O Mário Soares que conheci, respeitei e respeito


Hoje, no reino do politicamente correto, da hipocrisia mais cínica, mais evidente e desavergonhada, seria difícil a muitos – políticos, comentadores, jornalistas, juristas de todas as profissões e simpatias – suportar, facilmente, a sua frontalidade.


Há dias e momentos que nos marcam e que, por isso, quando são relembrados ganham nova atualidade, mesmo que revistam, por vezes, vistos à luz de outros e mais novos tempos, diferentes significados.

Na última semana, muito se falou, e quase sempre bem, mesmo que com diferentes registos, da memória de Mário Soares, a propósito do aniversário do seu nascimento, e isso fez-me relembrar alguns episódios da minha vida em que ele foi, sem dúvida alguma, o principal protagonista.

Recordo o espanto geral causado pela sua presença, inédita num Presidente da República, na abertura de uma conferência organizada pelo Sindicato dos Magistrados do Ministério Público destinada a refletir sobre o primeiro ano da entrada em vigor do novo Código de Processo Penal e as implicações que tal reforma, atribuindo a o MP investigação judiciária, inevitavelmente teve depois, na consagração constitucional da sua autonomia.

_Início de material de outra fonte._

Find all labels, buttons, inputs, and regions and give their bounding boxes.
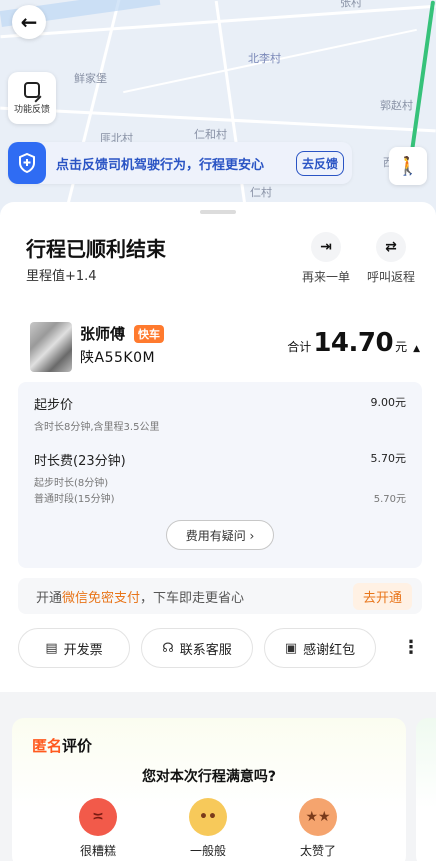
duration-fee-amount: 5.70元: [370, 452, 407, 465]
safety-feedback-banner[interactable]: 点击反馈司机驾驶行为，行程更安心 去反馈: [8, 142, 352, 184]
rating-option-great[interactable]: ★★ 太赞了: [288, 798, 348, 859]
collapse-caret-icon: ▲: [413, 344, 420, 354]
fare-total[interactable]: 合计 14.70 元 ▲: [287, 328, 420, 358]
red-packet-icon: ▣: [284, 640, 298, 656]
wechat-pay-promo: 开通微信免密支付，下车即走更省心 去开通: [18, 578, 422, 614]
base-fare-label: 起步价: [34, 398, 74, 413]
customer-service-button[interactable]: ☊ 联系客服: [141, 628, 253, 668]
map-place-label: 仁和村: [194, 128, 227, 141]
star-eyes-face-icon: ★★: [299, 798, 337, 836]
fee-question-button[interactable]: 费用有疑问 ›: [166, 520, 274, 550]
map-place-label: 仁村: [250, 186, 272, 199]
headset-icon: ☊: [162, 640, 174, 656]
total-unit: 元: [395, 340, 408, 354]
neutral-face-icon: ••: [189, 798, 227, 836]
enable-wechat-pay-button[interactable]: 去开通: [352, 582, 412, 610]
driver-name: 张师傅: [80, 325, 126, 343]
return-trip-label: 呼叫返程: [366, 270, 415, 284]
walking-mode-button[interactable]: 🚶: [389, 147, 427, 185]
reorder-action[interactable]: ⇥ 再来一单: [298, 232, 354, 285]
map-route-line: [408, 0, 436, 160]
wechat-highlight: 微信免密支付: [62, 590, 141, 606]
thanks-red-packet-button[interactable]: ▣ 感谢红包: [264, 628, 376, 668]
rating-option-bad[interactable]: ≍ 很糟糕: [68, 798, 128, 859]
safety-banner-text: 点击反馈司机驾驶行为，行程更安心: [56, 157, 265, 173]
invoice-button[interactable]: ▤ 开发票: [18, 628, 130, 668]
wechat-prefix: 开通: [36, 590, 63, 606]
return-trip-action[interactable]: ⇄ 呼叫返程: [363, 232, 419, 285]
edit-icon: [24, 81, 40, 98]
angry-face-icon: ≍: [79, 798, 117, 836]
arrow-redo-icon: ⇥: [311, 232, 341, 262]
more-options-icon[interactable]: ⋮: [402, 638, 420, 658]
trip-status-title: 行程已顺利结束: [26, 237, 166, 261]
walking-person-icon: 🚶: [396, 155, 420, 177]
duration-sub2-amount: 5.70元: [373, 494, 406, 505]
feature-feedback-button[interactable]: 功能反馈: [8, 72, 56, 124]
next-card-peek: [416, 718, 436, 861]
fee-breakdown: 起步价 9.00元 含时长8分钟,含里程3.5公里 时长费(23分钟) 5.70…: [18, 382, 422, 568]
map-place-label: 北李村: [248, 52, 281, 65]
map-place-label: 鲜家堡: [74, 72, 107, 85]
service-type-badge: 快车: [134, 325, 164, 343]
duration-sub2-row: 普通时段(15分钟) 5.70元: [34, 490, 406, 505]
go-feedback-button[interactable]: 去反馈: [295, 150, 344, 176]
rating-question: 您对本次行程满意吗?: [141, 769, 277, 785]
duration-fee-row: 时长费(23分钟) 5.70元: [34, 450, 406, 469]
base-fare-note-row: 含时长8分钟,含里程3.5公里: [34, 418, 406, 433]
anon-title-part1: 匿名: [32, 737, 63, 755]
license-plate: 陕A55K0M: [80, 350, 156, 366]
invoice-icon: ▤: [45, 640, 58, 656]
anonymous-rating-title: 匿名评价: [32, 735, 92, 756]
total-amount: 14.70: [313, 328, 394, 358]
reorder-label: 再来一单: [301, 270, 350, 284]
wechat-pay-text: 开通微信免密支付，下车即走更省心: [36, 587, 353, 606]
feature-feedback-label: 功能反馈: [13, 104, 50, 115]
thanks-red-packet-label: 感谢红包: [303, 642, 356, 658]
rating-option-label: 一般般: [189, 844, 226, 858]
back-button[interactable]: ←: [12, 5, 46, 39]
total-label: 合计: [287, 340, 312, 354]
wechat-suffix: ，下车即走更省心: [140, 590, 245, 606]
customer-service-label: 联系客服: [179, 642, 232, 658]
driver-avatar: [30, 322, 72, 372]
map-view[interactable]: 张村 北李村 鲜家堡 郭赵村 匪北村 仁和村 仁村 西 ← 功能反馈 点击反馈司…: [0, 0, 436, 215]
trip-sheet: 行程已顺利结束 里程值+1.4 ⇥ 再来一单 ⇄ 呼叫返程 张师傅 快车 陕A5…: [0, 202, 436, 692]
rating-option-label: 很糟糕: [79, 844, 116, 858]
map-place-label: 郭赵村: [380, 99, 413, 112]
invoice-label: 开发票: [63, 642, 103, 658]
arrow-left-icon: ←: [20, 10, 38, 34]
rating-option-average[interactable]: •• 一般般: [178, 798, 238, 859]
driver-info: 张师傅 快车 陕A55K0M 合计 14.70 元 ▲: [26, 320, 422, 376]
base-fare-amount: 9.00元: [370, 396, 407, 409]
anon-title-part2: 评价: [62, 737, 93, 755]
duration-sub1-row: 起步时长(8分钟): [34, 474, 406, 489]
base-fare-row: 起步价 9.00元: [34, 394, 406, 413]
sheet-handle[interactable]: [200, 210, 236, 214]
mileage-points: 里程值+1.4: [26, 269, 97, 284]
duration-fee-label: 时长费(23分钟): [34, 454, 126, 469]
base-fare-note: 含时长8分钟,含里程3.5公里: [34, 422, 160, 433]
rating-card: 匿名评价 您对本次行程满意吗? ≍ 很糟糕 •• 一般般 ★★ 太赞了: [12, 718, 406, 861]
duration-sub1-label: 起步时长(8分钟): [34, 478, 109, 489]
return-trip-icon: ⇄: [376, 232, 406, 262]
shield-icon: [8, 142, 46, 184]
duration-sub2-label: 普通时段(15分钟): [34, 494, 115, 505]
rating-option-label: 太赞了: [299, 844, 336, 858]
map-place-label: 张村: [340, 0, 362, 9]
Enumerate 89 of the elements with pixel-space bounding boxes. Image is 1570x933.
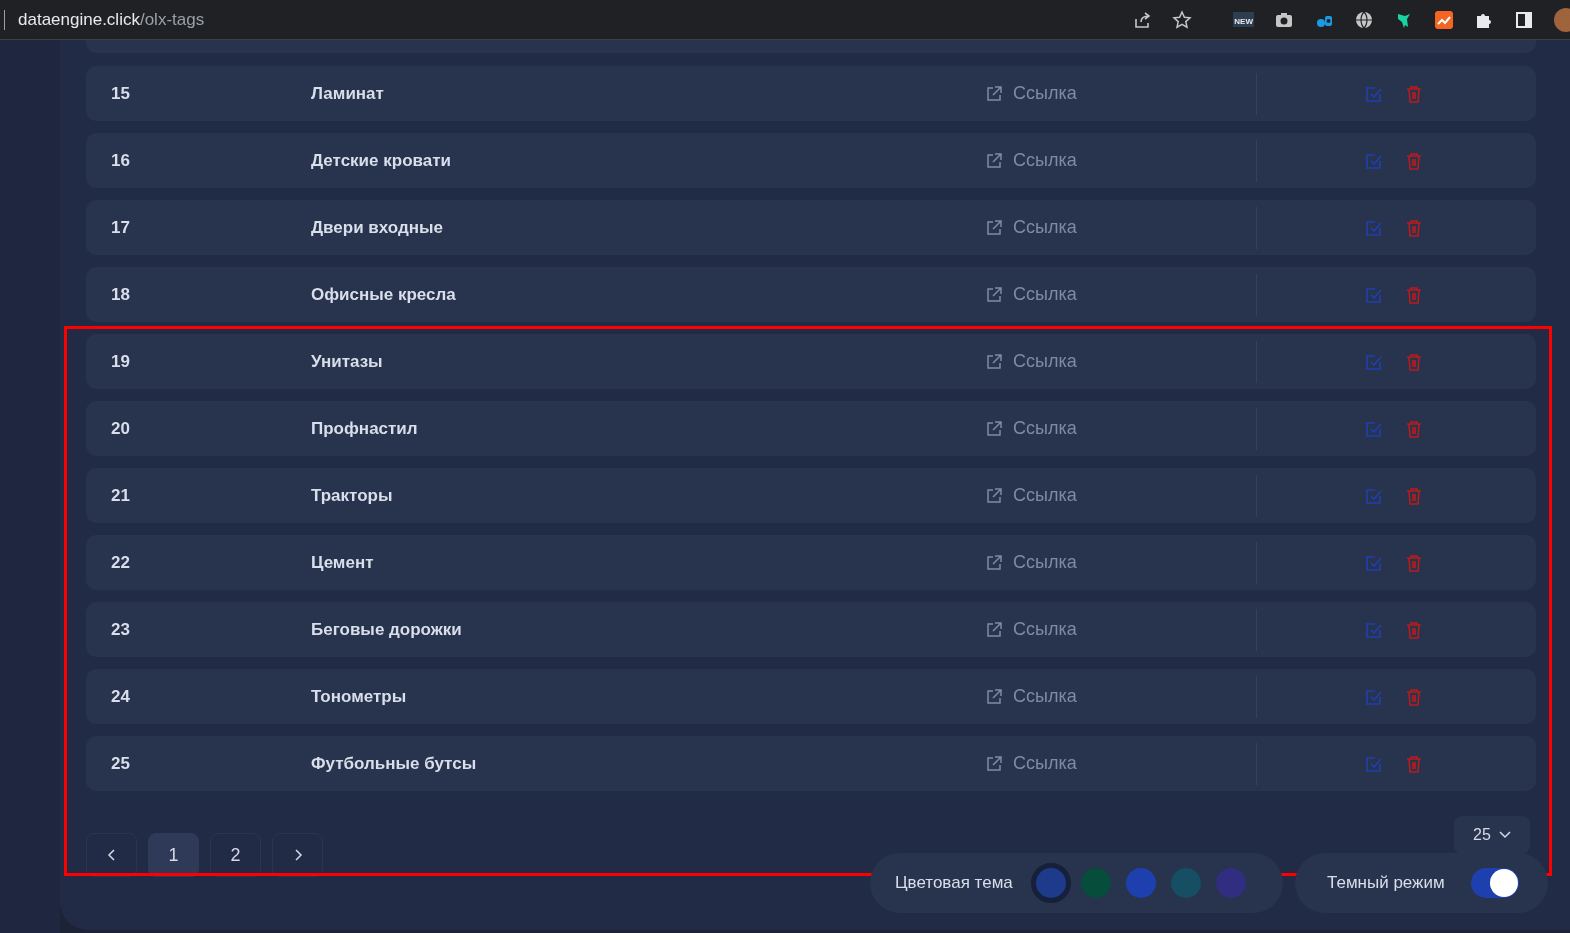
tag-name: Цемент	[311, 552, 375, 573]
external-link-icon	[985, 84, 1003, 103]
row-number: 24	[110, 686, 131, 707]
external-link-icon	[985, 553, 1003, 572]
globe-icon[interactable]	[1354, 9, 1374, 30]
external-link-icon	[985, 754, 1003, 773]
external-link-icon	[985, 486, 1003, 505]
tag-name: Детские кровати	[311, 150, 452, 171]
trash-icon[interactable]	[1404, 553, 1423, 572]
trash-icon[interactable]	[1404, 285, 1423, 304]
trash-icon[interactable]	[1404, 486, 1423, 505]
tag-name: Офисные кресла	[311, 284, 457, 305]
tag-name: Унитазы	[311, 351, 384, 372]
row-number: 22	[110, 552, 131, 573]
edit-icon[interactable]	[1364, 84, 1383, 103]
link[interactable]: Ссылка	[985, 351, 1256, 372]
next-page-button[interactable]	[272, 833, 323, 877]
trash-icon[interactable]	[1404, 218, 1423, 237]
tag-name: Футбольные бутсы	[311, 753, 478, 774]
edit-icon[interactable]	[1364, 285, 1383, 304]
row-number: 19	[110, 351, 131, 372]
link[interactable]: Ссылка	[985, 83, 1256, 104]
tag-name: Беговые дорожки	[311, 619, 463, 640]
trash-icon[interactable]	[1404, 419, 1423, 438]
link[interactable]: Ссылка	[985, 686, 1256, 707]
tag-name: Ламинат	[311, 83, 385, 104]
link[interactable]: Ссылка	[985, 150, 1256, 171]
trash-icon[interactable]	[1404, 151, 1423, 170]
row-number: 21	[110, 485, 131, 506]
color-swatch[interactable]	[1030, 863, 1071, 903]
external-link-icon	[985, 419, 1003, 438]
row-number: 16	[110, 150, 131, 171]
trash-icon[interactable]	[1404, 754, 1423, 773]
link[interactable]: Ссылка	[985, 619, 1256, 640]
external-link-icon	[985, 620, 1003, 639]
edit-icon[interactable]	[1364, 218, 1383, 237]
per-page-dropdown[interactable]: 25	[1454, 816, 1530, 854]
chart-icon[interactable]	[1434, 9, 1454, 30]
external-link-icon	[985, 151, 1003, 170]
row-number: 15	[110, 83, 131, 104]
dark-mode-toggle[interactable]	[1470, 868, 1519, 898]
color-swatch[interactable]	[1080, 868, 1111, 898]
share-icon[interactable]	[1132, 9, 1153, 30]
link[interactable]: Ссылка	[985, 753, 1256, 774]
row-number: 25	[110, 753, 131, 774]
trash-icon[interactable]	[1404, 352, 1423, 371]
color-swatch[interactable]	[1215, 868, 1246, 898]
external-link-icon	[985, 352, 1003, 371]
row-number: 17	[110, 217, 131, 238]
row-number: 18	[110, 284, 131, 305]
page-button[interactable]: 2	[210, 833, 261, 877]
edit-icon[interactable]	[1364, 151, 1383, 170]
chevron-left-icon	[106, 848, 117, 862]
edit-icon[interactable]	[1364, 687, 1383, 706]
extension-icon[interactable]: NEW	[1233, 12, 1254, 27]
tag-name: Двери входные	[311, 217, 445, 238]
link[interactable]: Ссылка	[985, 418, 1256, 439]
edit-icon[interactable]	[1364, 419, 1383, 438]
row-number: 20	[110, 418, 131, 439]
external-link-icon	[985, 687, 1003, 706]
edit-icon[interactable]	[1364, 754, 1383, 773]
tag-name: Профнастил	[311, 418, 419, 439]
address-field[interactable]: dataengine.click/olx-tags	[4, 9, 1133, 30]
edit-icon[interactable]	[1364, 486, 1383, 505]
star-icon[interactable]	[1172, 9, 1193, 30]
link[interactable]: Ссылка	[985, 217, 1256, 238]
color-theme-label: Цветовая тема	[895, 873, 1013, 893]
link[interactable]: Ссылка	[985, 552, 1256, 573]
color-swatch[interactable]	[1125, 868, 1156, 898]
chevron-down-icon	[1498, 831, 1511, 839]
chevron-right-icon	[292, 848, 303, 862]
edit-icon[interactable]	[1364, 620, 1383, 639]
trash-icon[interactable]	[1404, 84, 1423, 103]
trash-icon[interactable]	[1404, 620, 1423, 639]
edit-icon[interactable]	[1364, 553, 1383, 572]
previous-page-button[interactable]	[86, 833, 137, 877]
tag-name: Тракторы	[311, 485, 394, 506]
dark-mode-label: Темный режим	[1327, 873, 1445, 893]
link[interactable]: Ссылка	[985, 284, 1256, 305]
edit-icon[interactable]	[1364, 352, 1383, 371]
external-link-icon	[985, 218, 1003, 237]
page-button[interactable]: 1	[148, 833, 199, 877]
side-panel-icon[interactable]	[1514, 9, 1534, 30]
link[interactable]: Ссылка	[985, 485, 1256, 506]
color-swatch[interactable]	[1170, 868, 1201, 898]
row-number: 23	[110, 619, 131, 640]
tag-name: Тонометры	[311, 686, 408, 707]
trash-icon[interactable]	[1404, 687, 1423, 706]
external-link-icon	[985, 285, 1003, 304]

Recordo, com gratidão, a sua generosa presença no Centro de Estudos Judiciários na apresentação pública do meu livro “Pensar o Ministério Público Hoje”.

Recordo as reuniões que a direção do SMMP com ele manteve regularmente e durante vários anos, para discutir a situação desta magistratura, o sistema judicial em geral e a curiosidade que sempre manifestou pela sua ação e as razões dela.

Recordo, honrado, a proposta que me fez para, com a Fundação Mário Soares, organizar a comemoração conjunta do 25 de Abril em Portugal e na Itália – data em que, também nesse país, foi derrubado o fascismo – e que me permitiu convidar dois filósofos italianos do Direito: Stefano Rodotá e Gianni Vattimo.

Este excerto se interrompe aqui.